Human GI cells retrained to produce insulin
By switching off a single gene, scientists at Columbia University's Naomi Berrie Diabetes Center have converted human gastrointestinal cells into insulin-producing cells, demonstrating in principle that a drug could retrain cells inside a person's GI tract to produce insulin.
The new research was reported today in the online issue of the journal Nature Communications.
"People have been talking about turning one cell into another for a long time, but until now we hadn't gotten to the point of creating a fully functional insulin-producing cell by the manipulation of a single target," said the study's senior author, Domenico Accili, MD, the Russell Berrie Foundation Professor of Diabetes (in Medicine) at Columbia University Medical Center (CUMC).
The finding raises the possibility that cells lost in type 1 diabetes may be more easily replaced through the reeducation of existing cells than through the transplantation of new cells created from embryonic or adult stem cells.
For nearly two decades, researchers have been trying to make surrogate insulin-producing cells for type 1 diabetes patients. In type 1 diabetes, the body's natural insulin-producing cells are destroyed by the immune system.
Although insulin-producing cells can now be made in the lab from stem cells, these cells do not yet have all the functions of naturally occurring pancreatic beta cells.
This has led some researchers to try instead to transform existing cells in a patient into insulin-producers. Previous work by Dr. Accili's lab had shown that mouse intestinal cells can be transformed into insulin-producing cells; the current Columbia study shows that this technique also works in human cells.
The Columbia researchers were able to teach human gut cells to make insulin in response to physiological circumstances by deactivating the cells' FOXO1 gene.
Dr. Accili and postdoctoral fellow Ryotaro Bouchi first created a tissue model of the human intestine with human pluripotent stem cells. Through genetic engineering, they then deactivated any functioning FOXO1 inside the intestinal cells.
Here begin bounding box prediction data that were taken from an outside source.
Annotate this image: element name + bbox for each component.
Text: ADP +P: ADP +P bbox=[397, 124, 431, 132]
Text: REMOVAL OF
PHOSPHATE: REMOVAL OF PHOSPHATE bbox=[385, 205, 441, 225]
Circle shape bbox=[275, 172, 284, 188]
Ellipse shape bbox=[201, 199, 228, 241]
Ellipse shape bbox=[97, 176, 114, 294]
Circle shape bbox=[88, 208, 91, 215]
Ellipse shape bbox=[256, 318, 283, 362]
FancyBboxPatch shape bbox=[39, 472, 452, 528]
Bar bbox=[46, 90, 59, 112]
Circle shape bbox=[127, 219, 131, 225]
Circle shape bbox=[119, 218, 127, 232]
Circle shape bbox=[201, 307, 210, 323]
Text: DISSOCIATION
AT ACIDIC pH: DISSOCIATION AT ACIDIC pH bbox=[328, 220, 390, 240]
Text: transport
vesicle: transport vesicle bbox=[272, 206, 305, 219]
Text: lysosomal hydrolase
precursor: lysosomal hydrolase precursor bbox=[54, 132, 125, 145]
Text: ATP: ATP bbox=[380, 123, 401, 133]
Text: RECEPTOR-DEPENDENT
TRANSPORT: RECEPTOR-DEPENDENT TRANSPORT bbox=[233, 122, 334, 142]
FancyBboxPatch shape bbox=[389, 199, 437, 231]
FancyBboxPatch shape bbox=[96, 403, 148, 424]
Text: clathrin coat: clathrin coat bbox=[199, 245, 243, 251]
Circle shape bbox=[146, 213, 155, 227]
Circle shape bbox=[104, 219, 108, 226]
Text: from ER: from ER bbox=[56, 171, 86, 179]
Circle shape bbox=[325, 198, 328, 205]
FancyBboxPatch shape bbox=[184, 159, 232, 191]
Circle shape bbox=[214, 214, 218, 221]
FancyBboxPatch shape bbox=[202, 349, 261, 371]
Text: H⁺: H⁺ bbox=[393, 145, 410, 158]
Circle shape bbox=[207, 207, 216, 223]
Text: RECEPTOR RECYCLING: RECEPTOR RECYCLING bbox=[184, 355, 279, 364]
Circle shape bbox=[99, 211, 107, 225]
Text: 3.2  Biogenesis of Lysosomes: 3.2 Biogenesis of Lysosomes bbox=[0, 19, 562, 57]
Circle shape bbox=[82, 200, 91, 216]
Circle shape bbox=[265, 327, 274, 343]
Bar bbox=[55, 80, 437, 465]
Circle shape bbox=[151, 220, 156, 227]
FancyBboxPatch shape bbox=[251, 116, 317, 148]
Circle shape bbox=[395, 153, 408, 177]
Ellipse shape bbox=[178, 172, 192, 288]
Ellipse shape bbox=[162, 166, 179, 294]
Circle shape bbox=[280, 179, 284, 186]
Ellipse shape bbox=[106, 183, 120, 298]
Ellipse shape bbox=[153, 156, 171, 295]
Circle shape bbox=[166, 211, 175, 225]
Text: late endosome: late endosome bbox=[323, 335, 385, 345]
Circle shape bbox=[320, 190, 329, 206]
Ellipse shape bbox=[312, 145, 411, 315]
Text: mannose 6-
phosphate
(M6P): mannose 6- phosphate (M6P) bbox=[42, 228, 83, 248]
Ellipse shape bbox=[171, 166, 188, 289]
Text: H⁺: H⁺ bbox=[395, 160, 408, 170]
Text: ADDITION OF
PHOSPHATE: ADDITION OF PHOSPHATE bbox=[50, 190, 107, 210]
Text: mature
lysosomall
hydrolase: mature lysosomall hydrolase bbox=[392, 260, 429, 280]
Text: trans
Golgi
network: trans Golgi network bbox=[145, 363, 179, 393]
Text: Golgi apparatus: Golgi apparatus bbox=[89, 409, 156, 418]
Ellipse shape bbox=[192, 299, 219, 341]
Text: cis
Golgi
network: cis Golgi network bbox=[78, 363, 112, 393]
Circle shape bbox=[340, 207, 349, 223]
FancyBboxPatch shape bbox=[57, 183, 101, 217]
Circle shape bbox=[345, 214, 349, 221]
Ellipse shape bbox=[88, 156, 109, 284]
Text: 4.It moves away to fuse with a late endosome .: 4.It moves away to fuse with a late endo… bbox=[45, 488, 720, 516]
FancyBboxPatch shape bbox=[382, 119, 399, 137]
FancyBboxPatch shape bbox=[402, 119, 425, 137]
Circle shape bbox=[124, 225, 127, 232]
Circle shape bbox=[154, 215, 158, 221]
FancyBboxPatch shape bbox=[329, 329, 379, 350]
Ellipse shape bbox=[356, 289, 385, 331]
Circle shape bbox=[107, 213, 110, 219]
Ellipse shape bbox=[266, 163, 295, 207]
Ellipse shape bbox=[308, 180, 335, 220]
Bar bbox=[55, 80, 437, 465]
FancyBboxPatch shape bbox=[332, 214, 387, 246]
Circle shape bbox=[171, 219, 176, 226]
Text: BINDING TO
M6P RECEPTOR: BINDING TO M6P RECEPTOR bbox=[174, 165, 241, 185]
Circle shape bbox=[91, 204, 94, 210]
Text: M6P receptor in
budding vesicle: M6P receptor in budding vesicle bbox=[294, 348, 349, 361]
After seven days, some of the cells started releasing insulin and, equally important, only in response to glucose.
The team had used a comparable approach in its earlier, mouse study. In the mice, insulin made by gut cells was released into the bloodstream, worked like normal insulin, and was able to nearly normalize blood glucose levels in otherwise diabetic mice: http://newsroom.cumc.columbia.edu/blog/2012/03/12/new-approach-to-treating-type-i-diabetes/. That work, which was reported in 2012 in the journal Nature Genetics, has since received independent confirmation from another group.
"By showing that human cells can respond in the same way as mouse cells, we have cleared a main hurdle and can now move forward to try to make this treatment a reality," Dr. Accili said.
The key will be finding a drug that can inhibit FOXO1 in the gastrointestinal cells of people; Dr. Accili is now looking for suitable compounds.
Co-author Rudolph L. Leibel, MD, the Christopher J. Murphy Memorial Professor of Diabetes Research, professor of pediatrics and medicine, and co-director of the Naomi Berrie Diabetes Center at CUMC, said that "this work provides a new research tool for investigating the basic biology underlying the important relationships between the gut and insulin-producing cells, as well as a clear indication of the potential clinical utility of stem cell-based approaches to diabetes."
The paper is titled "FOXO1 inhibition yields functional insulin-producing cells in human gut organoid cultures."